Remember SimCity? You know, the game that allowed you to pass away a summer by building and managing a city. Well the bad news for fans who've managed to wean themselves off the game first released in the early-90s, is that it's back, but this time for the ultra portable Nintendo DS. So has the charm of the first outing remained? We get playing to find out.
SimCity is very much one of those genres that you either love or hate, for us and the purpose of this review, it's probably best to tell you that up until a point (i.e., a couple of weeks) we love the original SimCity.
The new version follows the same premise as before, in that you have a pot a cash, a piece of land and you've got to build the best, biggest city you can with the funds available to you.
In doing so you have to manage everything from budgets, taxes, emergency services and the schools as well as a other choosing to run campaigns to improve the lives of your citizens.
There are three main zoning areas you can build; residential, industrial and commercial and depending on how much you build, the taxes you charge and where you build it depends on what you need more of and whether your inhabitants will move in.
A picturesque view of your city is displayed at all times on the screen at the top alongside a ticker tape of news and events and the touchscreen features the building interface, budget charts and other stats that make SimCity what it is.

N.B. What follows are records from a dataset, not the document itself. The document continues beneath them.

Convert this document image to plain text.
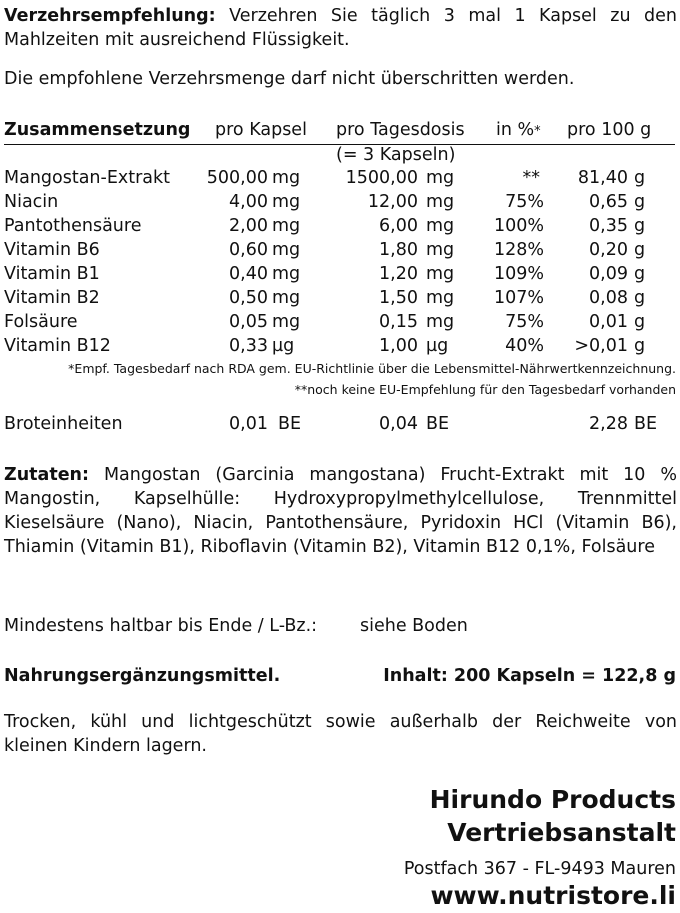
Verzehrsempfehlung: Verzehren Sie täglich 3 mal 1 Kapsel zu den Mahlzeiten mit ausreichend Flüssigkeit.
Die empfohlene Verzehrsmenge darf nicht überschritten werden.
Zusammensetzung pro Kapsel pro Tagesdosis in %* pro 100 g
(= 3 Kapseln)
Mangostan-Extrakt 500,00 mg	1500,00 mg	** 81,40 g
Niacin	4,00 mg	12,00 mg	75%	0,65 g
Pantothensäure	2,00 mg	6,00 mg 100%	0,35 g
Vitamin B6	0,60 mg	1,80 mg 128%	0,20 g
Vitamin B1	0,40 mg	1,20 mg 109%	0,09 g
Vitamin B2	0,50 mg	1,50 mg 107%	0,08 g
Folsäure	0,05 mg	0,15 mg	75%	0,01 g
Vitamin B12	0,33 µg	1,00 µg	40% >0,01 g
*Empf. Tagesbedarf nach RDA gem. EU-Richtlinie über die Lebensmittel-Nährwertkennzeichnung.
**noch keine EU-Empfehlung für den Tagesbedarf vorhanden
Broteinheiten	0,01 BE	0,04 BE	2,28 BE
Zutaten: Mangostan (Garcinia mangostana) Frucht-Extrakt mit 10 % Mangostin, Kapselhülle: Hydroxypropylmethylcellulose, Trennmittel Kieselsäure (Nano), Niacin, Pantothensäure, Pyridoxin HCl (Vitamin B6), Thiamin (Vitamin B1), Riboflavin (Vitamin B2), Vitamin B12 0,1%, Folsäure
Mindestens haltbar bis Ende / L-Bz.: siehe Boden
Nahrungsergänzungsmittel.	Inhalt: 200 Kapseln = 122,8 g
Trocken, kühl und lichtgeschützt sowie außerhalb der Reichweite von kleinen Kindern lagern.
Hirundo Products
Vertriebsanstalt
Postfach 367 - FL-9493 Mauren
www.nutristore.li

The bottom touch screen also displays stuff like your available funds, the date, and the population of Pocketlintville, so you can brag to friends. There is even a meter telling you what you need to build next and a women who is happy to give you advice like build more police stations, or lower taxes.
EA, now keeper of the game, has done a very good job of keeping it true to the original versions on the PC, although one frustration we found, is that the games timer is paused when you are in build or stats mode. On the PC you used to be able to spend hours building away while in the background your money racked up, In SimCity DS this isn't the case and the result is a tad annoying.
Other differences include the need not to have to worry about water pipes and subway networks; for the better we think, and the removal of automatic demolition when it comes to zoning or building which again is frustrating.
Overall SimCity DS is great fun and the fact that its now mobile means you can sit on the sofa for hours rather than looking like a sad muppet sitting in front of your PC building cities.
Of course if you aren't a fan of the classic PC game then this version isn't going to win you over. There are some frustrations, but these are little problems that don't effect the overall performance of the game.
Our only word of advice; if you get easily addicted, then be careful as this will quickly loose you a couple of evenings before Mrs Pocket-lint, or Mr Pocket-lint for that matter, threaten to leave you.